System of moving, non-colliding particles in 1D

Question

I have a system of ODEs for functions $f_i(t)$. At each time $t$, $f_i(t)$ is the position of particle $i$. The functions $f_i$ have a monotonicity property: at all times $0 < f_1(t) < f_2(t) < \dots < f_n(t)$. This property is preserved by the true dynamics, since there is a divergent repulsive term in the ODEs when any two $f_i$ get close together. But they do, in fact, get close together. In fact they get close enough together that crossings can easily happen in a numerical simulation (and if they do then the rest of the run is ruined).

I have been simulating my system with ode15s in MATLAB (all the other solvers fail quite spectacularly). My method has been to use an events function to search for collisions, and if I find a collision, then I just let the simulation fail. (This is reasonably convenient to program, because I need the events function anyway for an unrelated reason.) I am not sure how efficient this approach is. Would it be more efficient to construct ODEs for $g_i=f_i-f_{i-1}$ (with the convention $f_0=0$) and then utilize the NonNegative option, then just reconstruct $f_i$? Or would that end up being implemented in basically the same way internally? (I don't really know much about how odezero works.)

Answer 1

One way to approach this is to use some adaptive scheme for your timestepping. If you have a fixed timestep width, it can happen that two of your particles switch positions (as you said). If you build a mechanism into your algorithm that reduces the time-step $h$ whenever two particles get too close to each other $|f_i(x) - f_{i+1}(x)|<\epsilon$, then your divergent force will prevent that they infact switch places. Depending on your timestepping scheme that should not be too hard to implement.

You could use some heuristic like:

$h = min(h_0~~ , ~ \omega \min{\Big( |f_i(x) - f_{i+1}|\Big)})$

and play around with the parameter $\omega$ until it runs sufficiently stable. With this you also have an upper bound of your timestepping error.

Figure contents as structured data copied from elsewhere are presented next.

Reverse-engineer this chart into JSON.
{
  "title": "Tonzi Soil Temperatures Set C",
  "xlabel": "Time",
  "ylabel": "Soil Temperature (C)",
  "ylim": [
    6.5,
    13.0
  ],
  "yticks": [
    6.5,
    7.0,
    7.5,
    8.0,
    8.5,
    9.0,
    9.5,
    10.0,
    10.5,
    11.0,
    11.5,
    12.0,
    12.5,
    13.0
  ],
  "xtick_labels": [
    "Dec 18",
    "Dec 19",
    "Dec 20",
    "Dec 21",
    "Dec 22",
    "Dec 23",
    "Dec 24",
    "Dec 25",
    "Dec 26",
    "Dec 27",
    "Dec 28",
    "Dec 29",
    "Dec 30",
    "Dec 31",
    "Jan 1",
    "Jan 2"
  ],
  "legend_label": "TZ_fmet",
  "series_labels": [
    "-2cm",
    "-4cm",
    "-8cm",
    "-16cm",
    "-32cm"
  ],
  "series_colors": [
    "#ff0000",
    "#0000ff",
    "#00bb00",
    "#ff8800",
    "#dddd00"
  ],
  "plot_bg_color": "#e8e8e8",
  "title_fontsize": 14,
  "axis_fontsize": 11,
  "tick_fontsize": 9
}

Another approach is to test for the correct ordering after each timestep. If you find that two particles have changed places, then you discard the last step and redo it with a timestep that is a lot smaller.

I should also mention that the two approaches will not scale well if the number of particles gets too high, as then the likelihood of any two particles being close to each other at each instance of time is quite high.